She had made a movement as if about to speak, but he had again checked her; and they maintained their relative positions, he looking down at her, she looking up at him.
"We are facing facts, Lady Mitford. I love you, not as the man who left you, in your first year of marriage, for the worthless woman who forsook me for a richer lover, and would have wronged the fool who bought her without a scruple, could she have got me into her power again--not as he loved you, even when he came nearest to the truth of love. That woman, your enemy, yourrival,"--he spoke the word with a stringent scorn which would have been the keenest punishment in human power to have inflicted on the woman it designated,--"she knows I love you, and she has struck at me through you; struck at me, poor fool--for she is fool as well as fiend--a blow which has recoiled upon herself. She has taught me how much, how well, how devotedly I love you, and learned the lesson herself thereby, for the intuition of hate is no less keen than that of love. But why do I speak of her? Only to make you understand that I am a portion of your fate,--only to lay the whole truth before you; only to make it clear to you that mine is no chance contact, no mere intrusion. I am not a presumptuous fool, who has dared to use a generously-granted friendship as a cover for an illicit passion. Have patience with me a little longer. Let me tell you all the truth. You cannot dismiss me from your presence as you might another who had dared to love you, and dared to tell you so; you cannot do this."

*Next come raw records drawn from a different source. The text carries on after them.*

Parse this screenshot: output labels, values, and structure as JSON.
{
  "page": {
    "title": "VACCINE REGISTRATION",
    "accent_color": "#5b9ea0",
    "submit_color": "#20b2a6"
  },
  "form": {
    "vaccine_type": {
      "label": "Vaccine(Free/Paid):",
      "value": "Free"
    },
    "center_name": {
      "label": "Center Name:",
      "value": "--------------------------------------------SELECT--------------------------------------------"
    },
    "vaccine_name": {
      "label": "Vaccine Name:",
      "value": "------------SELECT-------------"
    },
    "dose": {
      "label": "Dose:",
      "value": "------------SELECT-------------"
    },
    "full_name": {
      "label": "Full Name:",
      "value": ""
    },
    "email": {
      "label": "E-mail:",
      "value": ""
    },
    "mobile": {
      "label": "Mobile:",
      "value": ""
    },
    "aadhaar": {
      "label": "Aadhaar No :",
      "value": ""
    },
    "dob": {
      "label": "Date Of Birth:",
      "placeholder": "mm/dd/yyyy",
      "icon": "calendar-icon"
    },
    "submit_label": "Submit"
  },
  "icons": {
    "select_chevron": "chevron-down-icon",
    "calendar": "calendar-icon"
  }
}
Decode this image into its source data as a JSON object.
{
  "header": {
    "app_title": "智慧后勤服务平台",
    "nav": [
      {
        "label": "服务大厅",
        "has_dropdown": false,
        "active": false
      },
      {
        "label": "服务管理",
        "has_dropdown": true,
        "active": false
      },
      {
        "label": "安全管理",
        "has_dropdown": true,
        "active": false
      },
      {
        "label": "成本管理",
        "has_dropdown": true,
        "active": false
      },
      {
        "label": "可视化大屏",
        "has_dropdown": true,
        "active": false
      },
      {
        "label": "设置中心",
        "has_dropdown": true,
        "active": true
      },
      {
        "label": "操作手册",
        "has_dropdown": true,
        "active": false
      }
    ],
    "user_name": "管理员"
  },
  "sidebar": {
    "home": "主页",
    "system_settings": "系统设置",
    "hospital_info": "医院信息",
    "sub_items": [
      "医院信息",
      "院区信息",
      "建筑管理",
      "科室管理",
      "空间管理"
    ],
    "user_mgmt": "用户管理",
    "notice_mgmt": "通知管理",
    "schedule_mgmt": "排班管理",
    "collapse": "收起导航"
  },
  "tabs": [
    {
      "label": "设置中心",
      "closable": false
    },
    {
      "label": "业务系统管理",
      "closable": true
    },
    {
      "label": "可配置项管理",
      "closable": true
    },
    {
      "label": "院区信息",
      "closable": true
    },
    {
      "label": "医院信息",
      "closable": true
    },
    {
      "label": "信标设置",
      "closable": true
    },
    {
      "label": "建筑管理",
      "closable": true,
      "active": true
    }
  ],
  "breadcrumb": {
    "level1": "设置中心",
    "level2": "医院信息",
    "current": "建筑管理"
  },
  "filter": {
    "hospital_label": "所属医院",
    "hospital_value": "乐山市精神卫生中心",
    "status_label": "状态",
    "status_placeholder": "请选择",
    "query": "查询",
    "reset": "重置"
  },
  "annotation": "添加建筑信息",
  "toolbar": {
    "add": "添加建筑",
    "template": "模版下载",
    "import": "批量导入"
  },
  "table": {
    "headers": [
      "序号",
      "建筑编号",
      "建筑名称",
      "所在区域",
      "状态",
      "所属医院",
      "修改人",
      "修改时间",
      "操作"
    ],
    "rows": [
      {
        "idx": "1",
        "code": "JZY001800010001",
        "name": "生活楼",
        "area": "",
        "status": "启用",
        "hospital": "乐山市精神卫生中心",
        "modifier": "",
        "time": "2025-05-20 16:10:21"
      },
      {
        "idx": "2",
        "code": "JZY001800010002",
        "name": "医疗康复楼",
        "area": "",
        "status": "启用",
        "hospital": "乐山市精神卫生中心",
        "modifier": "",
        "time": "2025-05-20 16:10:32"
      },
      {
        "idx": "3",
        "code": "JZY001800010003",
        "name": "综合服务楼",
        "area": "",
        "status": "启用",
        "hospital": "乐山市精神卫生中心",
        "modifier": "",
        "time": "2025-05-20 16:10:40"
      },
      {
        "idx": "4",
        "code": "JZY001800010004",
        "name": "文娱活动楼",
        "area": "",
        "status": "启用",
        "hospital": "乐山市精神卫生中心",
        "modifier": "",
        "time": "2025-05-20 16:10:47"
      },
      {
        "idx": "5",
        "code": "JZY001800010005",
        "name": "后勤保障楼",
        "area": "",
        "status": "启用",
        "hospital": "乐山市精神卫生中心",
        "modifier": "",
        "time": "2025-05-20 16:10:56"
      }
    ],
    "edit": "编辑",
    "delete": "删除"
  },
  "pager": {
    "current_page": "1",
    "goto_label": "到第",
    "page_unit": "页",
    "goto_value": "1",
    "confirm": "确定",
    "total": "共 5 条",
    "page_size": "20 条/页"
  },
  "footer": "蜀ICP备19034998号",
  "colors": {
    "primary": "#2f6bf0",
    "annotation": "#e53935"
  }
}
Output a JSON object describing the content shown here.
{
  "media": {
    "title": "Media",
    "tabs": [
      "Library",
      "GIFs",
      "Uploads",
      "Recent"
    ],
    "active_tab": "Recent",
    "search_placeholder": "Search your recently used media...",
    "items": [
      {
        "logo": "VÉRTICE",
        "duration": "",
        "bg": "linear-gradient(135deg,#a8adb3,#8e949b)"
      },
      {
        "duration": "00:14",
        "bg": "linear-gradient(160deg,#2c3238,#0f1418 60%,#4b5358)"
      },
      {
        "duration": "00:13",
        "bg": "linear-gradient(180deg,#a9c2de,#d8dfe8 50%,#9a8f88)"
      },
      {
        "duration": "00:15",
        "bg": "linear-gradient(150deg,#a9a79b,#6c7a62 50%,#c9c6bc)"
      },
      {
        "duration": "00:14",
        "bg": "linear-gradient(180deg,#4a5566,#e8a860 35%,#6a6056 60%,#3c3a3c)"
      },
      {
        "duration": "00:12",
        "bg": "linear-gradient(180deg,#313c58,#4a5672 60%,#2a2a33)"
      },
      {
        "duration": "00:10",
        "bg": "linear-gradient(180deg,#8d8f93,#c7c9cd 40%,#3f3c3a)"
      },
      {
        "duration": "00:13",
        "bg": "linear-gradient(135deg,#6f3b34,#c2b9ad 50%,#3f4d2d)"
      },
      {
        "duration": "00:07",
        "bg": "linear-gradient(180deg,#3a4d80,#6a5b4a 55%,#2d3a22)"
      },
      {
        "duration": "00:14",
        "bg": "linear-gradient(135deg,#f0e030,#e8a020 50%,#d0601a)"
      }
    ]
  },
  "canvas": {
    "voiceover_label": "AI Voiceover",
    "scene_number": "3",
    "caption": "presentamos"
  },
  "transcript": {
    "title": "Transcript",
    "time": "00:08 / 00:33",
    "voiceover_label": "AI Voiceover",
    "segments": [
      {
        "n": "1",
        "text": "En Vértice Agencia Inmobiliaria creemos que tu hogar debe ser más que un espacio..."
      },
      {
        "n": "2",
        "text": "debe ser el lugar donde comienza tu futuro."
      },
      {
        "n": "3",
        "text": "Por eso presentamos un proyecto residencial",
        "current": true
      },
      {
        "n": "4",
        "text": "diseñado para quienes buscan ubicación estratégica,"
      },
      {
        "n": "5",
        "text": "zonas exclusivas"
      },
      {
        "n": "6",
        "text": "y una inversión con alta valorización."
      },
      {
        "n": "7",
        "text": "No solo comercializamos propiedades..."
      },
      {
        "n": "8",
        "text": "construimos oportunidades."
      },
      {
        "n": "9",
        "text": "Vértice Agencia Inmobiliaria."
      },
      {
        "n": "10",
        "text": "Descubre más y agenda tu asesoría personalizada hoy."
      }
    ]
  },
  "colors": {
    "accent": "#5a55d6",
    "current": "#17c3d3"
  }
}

"Why?" she asked faintly, but with an angry sparkle in her eyes. For the second time she said that one word.
"Because I have injured you, Lady Mitford,--injured you unconsciously, unintentionally; and that is a plea which cannot fail, addressed to such as you. Had I never crossed your path, the woman for whom your husband has wronged you would never have crossed it either. I am the object, you are the victim, of the hatred of a she-devil. You don't suppose she cares for Mitford, do you?"
"Not if she ever loved you," was the reply.
Alsager passed it over, but a sudden light flashed into his face.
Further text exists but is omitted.